Gobi Desert 1
Saturday, August 26, 2009
97m/156k 13.2 avg mph
Just spent 2 days in Ulan Baatar, and will comment on it in a later posting. Right now, it’s back to the ride. Lisa’s here! New energy, new dynamics. We even rented her a MTB so she could ride along. The team now consists of Lisa, Bob, Uka (guide) and Dimbee (driver), and we’re off to cross the Gobi Desert to China. I am curious to see if/how she can work her Lisa Charm on Mongolians…
We gathered at 7a out front of the Bayangol Hotel, got the bikes shaped up, packed up the Mitsubishi Delica (4WD van), and posted for our departure shot.
Lisa rode the first 10 miles out of town, and a couple more stints totaling 25 miles or so. Here’s the elevation of the ride today, and the first picture of Lisa riding out of UB.
First sight of the day today was a train. They have these quaint signs at RR crossings indicating that the trains produces smoke, but they don’t quite prepare you for the reality of it all.
There is actually a freight train behind that black cloud. It seems the engines provide locomotion as a by-product of producing thick black smoke.
Here’s a shot of me riding up that big 2,500’ climb over the first 39 miles, and a shot of Lisa rejoining me around 19 miles into the day, when we were at a false summit. The mileage sign right behind her indicates we are 33k out of Ulan Baatar (UB) with only 640k more to go to get to Zamin Uud and the Chinese/Mongolian border.
Also on the way up we watched the two cattle/bulls go at it for a while, and admired the wandering camels.
Lunch is fun with Lisa around. We (the rest of the team, I watch and admire) prepare a pretty nice meal, and enjoy it.
After lunch, we took THE OFFICIAL TEAM PHOTO, and I just got back on the bike, rode across the wide-open spaces to the road and head south.
Lisa again joined me on the mountain bike. Here’s what a 60-mile mostly (but very slightly) downhill looks like in the Gobi.

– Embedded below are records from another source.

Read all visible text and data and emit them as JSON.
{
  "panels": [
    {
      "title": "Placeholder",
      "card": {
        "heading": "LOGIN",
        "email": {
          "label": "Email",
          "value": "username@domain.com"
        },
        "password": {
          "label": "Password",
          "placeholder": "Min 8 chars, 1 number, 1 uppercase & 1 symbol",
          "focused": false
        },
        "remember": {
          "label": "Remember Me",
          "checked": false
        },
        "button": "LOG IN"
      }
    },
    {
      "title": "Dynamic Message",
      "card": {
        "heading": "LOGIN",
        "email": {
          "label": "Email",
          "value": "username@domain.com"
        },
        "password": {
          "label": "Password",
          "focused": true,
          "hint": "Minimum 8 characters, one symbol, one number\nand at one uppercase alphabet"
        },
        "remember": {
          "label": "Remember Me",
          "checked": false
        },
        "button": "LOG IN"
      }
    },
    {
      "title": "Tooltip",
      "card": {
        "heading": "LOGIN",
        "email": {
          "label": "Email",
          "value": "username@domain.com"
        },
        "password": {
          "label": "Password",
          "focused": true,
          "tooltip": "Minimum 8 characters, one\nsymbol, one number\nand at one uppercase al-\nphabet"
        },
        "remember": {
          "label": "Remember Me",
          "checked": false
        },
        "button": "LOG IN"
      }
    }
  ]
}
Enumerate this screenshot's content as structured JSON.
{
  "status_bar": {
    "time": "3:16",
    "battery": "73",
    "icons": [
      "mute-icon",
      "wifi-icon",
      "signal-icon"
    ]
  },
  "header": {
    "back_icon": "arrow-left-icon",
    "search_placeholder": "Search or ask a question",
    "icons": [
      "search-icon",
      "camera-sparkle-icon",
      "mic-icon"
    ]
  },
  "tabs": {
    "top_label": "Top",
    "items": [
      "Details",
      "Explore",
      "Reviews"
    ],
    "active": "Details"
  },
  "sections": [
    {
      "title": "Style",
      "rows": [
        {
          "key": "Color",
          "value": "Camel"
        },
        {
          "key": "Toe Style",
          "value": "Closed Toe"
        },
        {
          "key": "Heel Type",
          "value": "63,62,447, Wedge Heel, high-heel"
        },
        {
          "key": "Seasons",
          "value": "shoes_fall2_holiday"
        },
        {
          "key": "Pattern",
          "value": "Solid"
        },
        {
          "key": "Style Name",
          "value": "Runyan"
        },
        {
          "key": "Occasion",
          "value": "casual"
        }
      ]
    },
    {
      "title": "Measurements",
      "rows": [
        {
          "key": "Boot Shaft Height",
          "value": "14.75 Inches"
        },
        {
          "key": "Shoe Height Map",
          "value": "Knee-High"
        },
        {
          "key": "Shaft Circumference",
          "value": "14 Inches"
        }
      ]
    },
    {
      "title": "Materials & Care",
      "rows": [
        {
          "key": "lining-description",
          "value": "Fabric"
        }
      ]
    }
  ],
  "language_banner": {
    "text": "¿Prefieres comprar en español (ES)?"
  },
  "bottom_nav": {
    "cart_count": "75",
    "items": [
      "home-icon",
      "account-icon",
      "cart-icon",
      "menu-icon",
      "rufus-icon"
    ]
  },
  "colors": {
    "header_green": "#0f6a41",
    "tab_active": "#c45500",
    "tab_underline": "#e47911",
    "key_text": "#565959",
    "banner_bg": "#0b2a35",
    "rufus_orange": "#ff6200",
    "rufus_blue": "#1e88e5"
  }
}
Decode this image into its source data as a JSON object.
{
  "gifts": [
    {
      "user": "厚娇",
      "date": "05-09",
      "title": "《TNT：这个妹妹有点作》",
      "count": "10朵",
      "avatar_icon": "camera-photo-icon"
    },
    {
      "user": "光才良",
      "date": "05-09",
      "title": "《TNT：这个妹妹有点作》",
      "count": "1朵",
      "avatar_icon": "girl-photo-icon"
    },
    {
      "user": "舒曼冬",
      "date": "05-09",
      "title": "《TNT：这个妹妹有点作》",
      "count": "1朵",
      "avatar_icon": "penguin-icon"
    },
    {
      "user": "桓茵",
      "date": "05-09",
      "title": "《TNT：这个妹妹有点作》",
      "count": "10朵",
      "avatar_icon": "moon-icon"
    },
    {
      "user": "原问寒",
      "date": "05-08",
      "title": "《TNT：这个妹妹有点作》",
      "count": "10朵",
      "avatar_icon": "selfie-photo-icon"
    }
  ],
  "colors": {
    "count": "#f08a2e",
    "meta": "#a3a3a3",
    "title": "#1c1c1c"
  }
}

Uka decided that 6 days in the van was enough to drive him crazy, and he took a turn riding with me. He’s fast uphill, and is working on his patience/endurance.
And of course, there were more camels about.
I don’t think I had ever really seen a camel close up, or maybe at all, until this trip. Weird looking things with the long, baggy neck and two humps. Why are there no one humpers here in Mongolia?
Anyway, there’s not much more to take pictures of out here besides roads, free-range livestock, the occasional train, and ourselves. After many more hours of riding on what is the smoothest road I’ve been on since, since…. the USA, we started looking for a place to camp. Most of the ground is desert scrub – rocks, sand and dried up plants, but off in the distance I spied a low lying area with what looked like soft green grass.
Here’ a shot of that grass, and of Lisa taking a break as we start setting up camp. If you follow the tire tracks back you can see us going from brown to green.
Then we do the set up camp, cook dinner… I take funky showers from a plastic bag hanging onto the side of the van. Here’s me setting up, the campsite with some Mongolian clouds, and Lisa about to enter her room for the night
A good day of riding. Thanks for coming along. Comments welcome.